Sunday, 10 July 2011

111° Longitude (2009)

Directors: Yuri Makino and Cindy Stilwell

My favourite No Festival Required screening of the year is always the selection of short films shown at the Phoenix Art Museum. Here's Selection 2011.
From a technical perspective, 111° Longitude is an interesting piece. Made by two female friends and filmmakers who met at film school in New York City, they each tell about themselves while the stills and footage they shot is combined through split screen to highlight the similarities and the differences in their lives at different points on the 111th meridian: Cindy Stilwell in Montana and Yuri Makino in Arizona. There's complexity that I'd like to explore through further viewings but one time through was still enough to highlight a few things, not least that the comparisons being drawn aren't between snow and tumbleweeds but between transience and permanence. What I got out of the film was a surprising conclusion: namely how much transience is easy and consistent, while permanence is so different that it becomes difficult how to decide on it. That's a grand challenge to explore in a nine minute short.

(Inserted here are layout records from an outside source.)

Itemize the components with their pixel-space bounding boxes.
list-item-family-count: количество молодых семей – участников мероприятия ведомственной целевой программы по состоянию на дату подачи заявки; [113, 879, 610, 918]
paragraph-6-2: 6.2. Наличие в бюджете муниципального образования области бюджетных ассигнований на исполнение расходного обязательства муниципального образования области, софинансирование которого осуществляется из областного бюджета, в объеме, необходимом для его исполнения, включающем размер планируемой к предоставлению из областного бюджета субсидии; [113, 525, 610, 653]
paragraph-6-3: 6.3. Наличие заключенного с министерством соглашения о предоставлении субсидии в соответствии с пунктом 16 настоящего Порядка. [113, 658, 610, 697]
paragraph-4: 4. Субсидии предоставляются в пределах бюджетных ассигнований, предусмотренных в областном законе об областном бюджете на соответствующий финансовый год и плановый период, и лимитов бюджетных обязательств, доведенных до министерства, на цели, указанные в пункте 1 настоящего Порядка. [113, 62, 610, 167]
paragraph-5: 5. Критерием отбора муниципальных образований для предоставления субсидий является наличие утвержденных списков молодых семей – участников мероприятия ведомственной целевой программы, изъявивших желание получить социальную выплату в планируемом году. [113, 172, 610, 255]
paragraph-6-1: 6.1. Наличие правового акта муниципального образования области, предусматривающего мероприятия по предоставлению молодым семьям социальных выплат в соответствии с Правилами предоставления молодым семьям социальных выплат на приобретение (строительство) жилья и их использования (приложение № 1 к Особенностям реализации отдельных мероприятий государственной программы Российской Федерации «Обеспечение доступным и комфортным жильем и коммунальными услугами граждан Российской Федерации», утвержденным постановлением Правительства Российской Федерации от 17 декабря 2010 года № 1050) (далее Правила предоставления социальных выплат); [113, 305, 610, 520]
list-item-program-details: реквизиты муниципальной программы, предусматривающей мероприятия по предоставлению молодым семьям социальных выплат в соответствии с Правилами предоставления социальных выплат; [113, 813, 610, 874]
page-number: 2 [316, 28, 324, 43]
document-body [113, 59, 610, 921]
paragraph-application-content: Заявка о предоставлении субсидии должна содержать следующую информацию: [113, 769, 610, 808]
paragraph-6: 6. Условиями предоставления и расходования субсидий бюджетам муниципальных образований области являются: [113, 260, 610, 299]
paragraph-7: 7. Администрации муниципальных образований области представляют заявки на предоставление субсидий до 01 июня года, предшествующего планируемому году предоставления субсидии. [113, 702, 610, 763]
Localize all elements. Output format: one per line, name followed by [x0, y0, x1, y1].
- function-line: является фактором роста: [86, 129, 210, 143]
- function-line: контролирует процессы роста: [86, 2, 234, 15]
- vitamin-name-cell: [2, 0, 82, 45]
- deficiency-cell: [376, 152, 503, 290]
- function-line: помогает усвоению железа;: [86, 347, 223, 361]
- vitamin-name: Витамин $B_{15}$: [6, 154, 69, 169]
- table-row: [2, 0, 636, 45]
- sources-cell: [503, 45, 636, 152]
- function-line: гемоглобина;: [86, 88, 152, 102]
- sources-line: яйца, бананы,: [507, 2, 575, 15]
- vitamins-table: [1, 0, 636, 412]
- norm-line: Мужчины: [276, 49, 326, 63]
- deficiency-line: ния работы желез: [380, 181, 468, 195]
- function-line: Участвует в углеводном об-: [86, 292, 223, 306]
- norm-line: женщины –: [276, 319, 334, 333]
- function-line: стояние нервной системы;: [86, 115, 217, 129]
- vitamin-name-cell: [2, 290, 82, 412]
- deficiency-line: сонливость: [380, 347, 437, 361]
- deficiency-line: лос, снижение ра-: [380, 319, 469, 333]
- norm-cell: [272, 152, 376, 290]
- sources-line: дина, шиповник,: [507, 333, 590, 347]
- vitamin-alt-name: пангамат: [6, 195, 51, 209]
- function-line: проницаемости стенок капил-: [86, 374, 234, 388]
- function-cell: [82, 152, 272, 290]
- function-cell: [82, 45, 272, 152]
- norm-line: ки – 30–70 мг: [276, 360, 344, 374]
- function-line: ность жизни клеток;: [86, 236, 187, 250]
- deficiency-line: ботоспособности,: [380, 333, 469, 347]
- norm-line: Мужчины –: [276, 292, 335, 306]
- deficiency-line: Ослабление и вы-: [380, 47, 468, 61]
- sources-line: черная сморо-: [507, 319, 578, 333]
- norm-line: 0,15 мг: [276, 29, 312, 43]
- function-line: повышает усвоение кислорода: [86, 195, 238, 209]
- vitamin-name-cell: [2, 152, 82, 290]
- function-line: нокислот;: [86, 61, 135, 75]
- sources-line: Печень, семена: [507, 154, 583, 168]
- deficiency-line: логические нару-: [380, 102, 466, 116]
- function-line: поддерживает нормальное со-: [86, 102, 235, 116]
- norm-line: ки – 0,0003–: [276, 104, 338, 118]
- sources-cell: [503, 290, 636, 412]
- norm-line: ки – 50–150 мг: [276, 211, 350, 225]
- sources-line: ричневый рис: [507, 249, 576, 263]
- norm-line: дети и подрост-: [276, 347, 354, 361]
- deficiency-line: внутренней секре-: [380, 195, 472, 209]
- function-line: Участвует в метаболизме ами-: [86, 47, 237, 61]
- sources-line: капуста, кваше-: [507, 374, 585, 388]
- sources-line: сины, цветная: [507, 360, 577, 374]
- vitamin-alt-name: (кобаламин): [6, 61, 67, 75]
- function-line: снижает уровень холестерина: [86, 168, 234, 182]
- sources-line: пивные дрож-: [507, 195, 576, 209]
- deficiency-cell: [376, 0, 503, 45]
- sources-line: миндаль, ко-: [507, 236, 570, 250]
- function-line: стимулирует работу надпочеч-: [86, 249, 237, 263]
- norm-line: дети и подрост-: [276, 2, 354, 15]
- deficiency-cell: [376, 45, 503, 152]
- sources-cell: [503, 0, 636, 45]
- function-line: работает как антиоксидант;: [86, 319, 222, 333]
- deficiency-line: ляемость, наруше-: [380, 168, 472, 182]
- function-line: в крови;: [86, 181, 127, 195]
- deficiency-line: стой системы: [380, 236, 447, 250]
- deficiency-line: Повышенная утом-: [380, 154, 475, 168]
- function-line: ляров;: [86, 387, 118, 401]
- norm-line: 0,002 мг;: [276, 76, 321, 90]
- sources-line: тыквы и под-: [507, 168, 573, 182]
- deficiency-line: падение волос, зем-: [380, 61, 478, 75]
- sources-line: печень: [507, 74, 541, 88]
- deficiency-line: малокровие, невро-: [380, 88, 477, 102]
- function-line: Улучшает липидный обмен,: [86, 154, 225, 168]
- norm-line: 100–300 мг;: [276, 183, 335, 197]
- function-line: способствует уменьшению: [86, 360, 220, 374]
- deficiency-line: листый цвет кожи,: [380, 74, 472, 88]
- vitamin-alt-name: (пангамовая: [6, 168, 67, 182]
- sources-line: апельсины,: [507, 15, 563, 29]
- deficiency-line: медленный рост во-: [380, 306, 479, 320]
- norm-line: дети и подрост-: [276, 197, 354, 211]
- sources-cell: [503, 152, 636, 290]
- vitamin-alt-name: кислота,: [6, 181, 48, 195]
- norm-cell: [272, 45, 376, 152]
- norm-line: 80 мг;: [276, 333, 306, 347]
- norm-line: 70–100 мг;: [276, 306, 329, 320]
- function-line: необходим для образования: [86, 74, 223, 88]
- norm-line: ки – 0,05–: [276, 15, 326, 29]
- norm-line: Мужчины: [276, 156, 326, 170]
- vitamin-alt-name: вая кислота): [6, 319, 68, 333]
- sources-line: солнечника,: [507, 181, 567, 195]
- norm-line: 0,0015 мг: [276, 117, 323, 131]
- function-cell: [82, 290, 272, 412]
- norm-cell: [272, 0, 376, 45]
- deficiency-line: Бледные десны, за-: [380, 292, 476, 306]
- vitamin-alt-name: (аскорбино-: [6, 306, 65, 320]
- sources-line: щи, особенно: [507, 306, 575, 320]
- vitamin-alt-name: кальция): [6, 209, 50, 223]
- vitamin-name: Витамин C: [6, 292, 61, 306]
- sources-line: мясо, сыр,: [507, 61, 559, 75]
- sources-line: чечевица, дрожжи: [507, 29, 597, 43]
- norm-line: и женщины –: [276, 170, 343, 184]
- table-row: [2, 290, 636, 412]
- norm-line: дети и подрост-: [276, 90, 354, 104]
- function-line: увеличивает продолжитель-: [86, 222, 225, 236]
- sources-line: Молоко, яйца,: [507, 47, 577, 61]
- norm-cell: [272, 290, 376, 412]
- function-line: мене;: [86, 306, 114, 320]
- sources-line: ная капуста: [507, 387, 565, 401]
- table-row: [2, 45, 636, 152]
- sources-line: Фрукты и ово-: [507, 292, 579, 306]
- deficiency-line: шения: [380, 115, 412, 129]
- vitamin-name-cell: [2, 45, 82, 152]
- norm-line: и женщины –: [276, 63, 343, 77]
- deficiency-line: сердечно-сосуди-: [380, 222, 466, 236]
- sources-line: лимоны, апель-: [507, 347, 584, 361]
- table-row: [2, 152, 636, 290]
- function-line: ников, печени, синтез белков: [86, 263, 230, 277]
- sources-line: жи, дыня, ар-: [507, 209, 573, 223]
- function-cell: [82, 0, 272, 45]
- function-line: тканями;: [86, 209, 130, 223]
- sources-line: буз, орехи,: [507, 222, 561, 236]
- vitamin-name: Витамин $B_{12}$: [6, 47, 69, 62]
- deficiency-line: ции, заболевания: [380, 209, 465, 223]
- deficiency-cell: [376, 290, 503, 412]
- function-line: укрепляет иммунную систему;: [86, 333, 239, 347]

For a while, Makino and Stilwell talk about movement and the visuals we see highlight how much consistency transience really has. We see trains, overpasses and hotels, which look precisely the same regardless where they are, something neatly highlighted by a clever illusion of motion between the two halves of the split screen. Was it Stevie Wonder who always stayed in the same hotel chain, as the layout of the rooms is identical? The message seems to be that transience is comfortable because you don't have to commit. Permanence is another matter. Makino suggests that Tucson is a place where people go to hide or heal or start over. It's somewhere to settle and while there are many similarities drawn between the two locations, there's a major gap between them that highlights how serious permanence is. Beautifully shot, well composed and compared, I feel like there's more depth here to discover. I'd like a second run through to find out.